De bevoegdheid tot aanwijzing berust bij de Minister van Binnenlandse Zaken, niet bij de rechtsopvolger van het bestuur van het ABP, welk bestuur ingevolge artikel B 3 van de Abp-wet deze bevoegdheid had. Het gaat hier immers om een publiekrechtelijke bevoegdheid, die zeer wel door het publiekrechtelijke ABP-bestuur kon worden uitgeoefend, maar die uitsluitend dan bij het privaatrechtelijk fondsbestuur zou moeten worden gelegd indien daarvoor zwaarwegende argumenten bestaan. Zoals uit paragraaf 10 van de toelichting blijkt, is in het voorontwerp van het wetsvoorstel er van uitgegaan dat een dergelijke geval zich voordeed. In dit verband kan worden gewezen op het gegeven dat de bevoegdheid tot aanwijzing ingevolge een wijziging van de Abp-wet in 1994 is overgegaan van de Kroon naar het bestuur van het ABP. Nadere overweging heeft evenwel geleid tot het standpunt dat dit gegeven niet van doorslaggevende betekenis moet worden geacht.

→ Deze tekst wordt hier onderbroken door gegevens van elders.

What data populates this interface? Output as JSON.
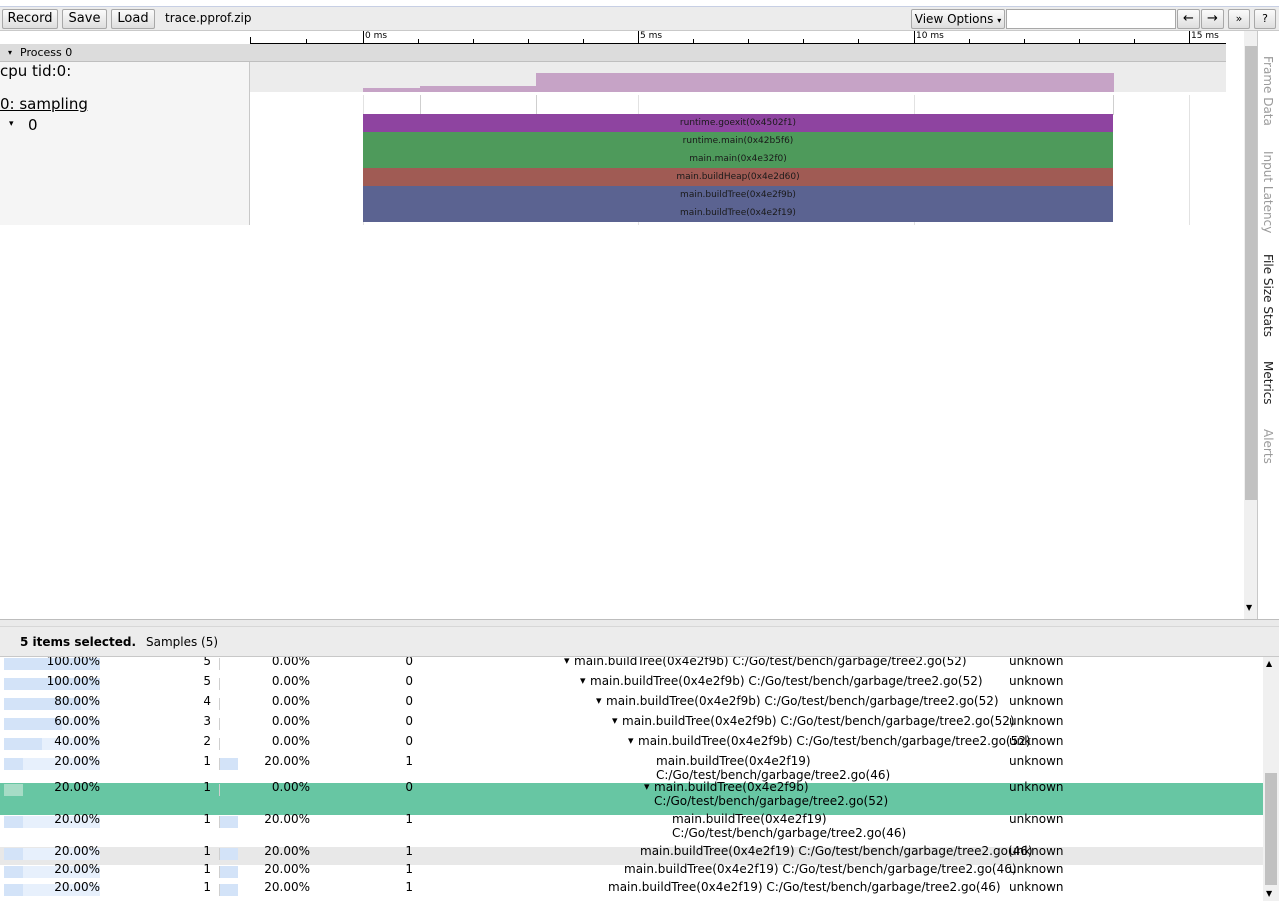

Omdat met ingang van 1 januari 2001 de Wet BPF van toepassing zal zijn, heeft met ingang van die datum de Minister van Sociale Zaken en Werkgelegenheid bij uitsluiting de bevoegdheid de verplichte deelneming in de Stichting Pensioenfonds ABP nader te regelen. Dit betekent dat de bevoegdheid van de Minister van Binnenlandse Zaken met betrekking tot de verplichte deelneming dan ophoudt te bestaan, met dien verstande dat diens coördinerende taak met betrekking tot het overheidspersoneel met zich brengt dat hij ingevolge artikel 3 van de Wet BPF betrokken dient te worden bij nadere regeling van die verplichtstelling. De werking van onderdeel b van het derde lid is derhalve beperkt tot de periode 1 januari 1996 tot en met 31 december 2000.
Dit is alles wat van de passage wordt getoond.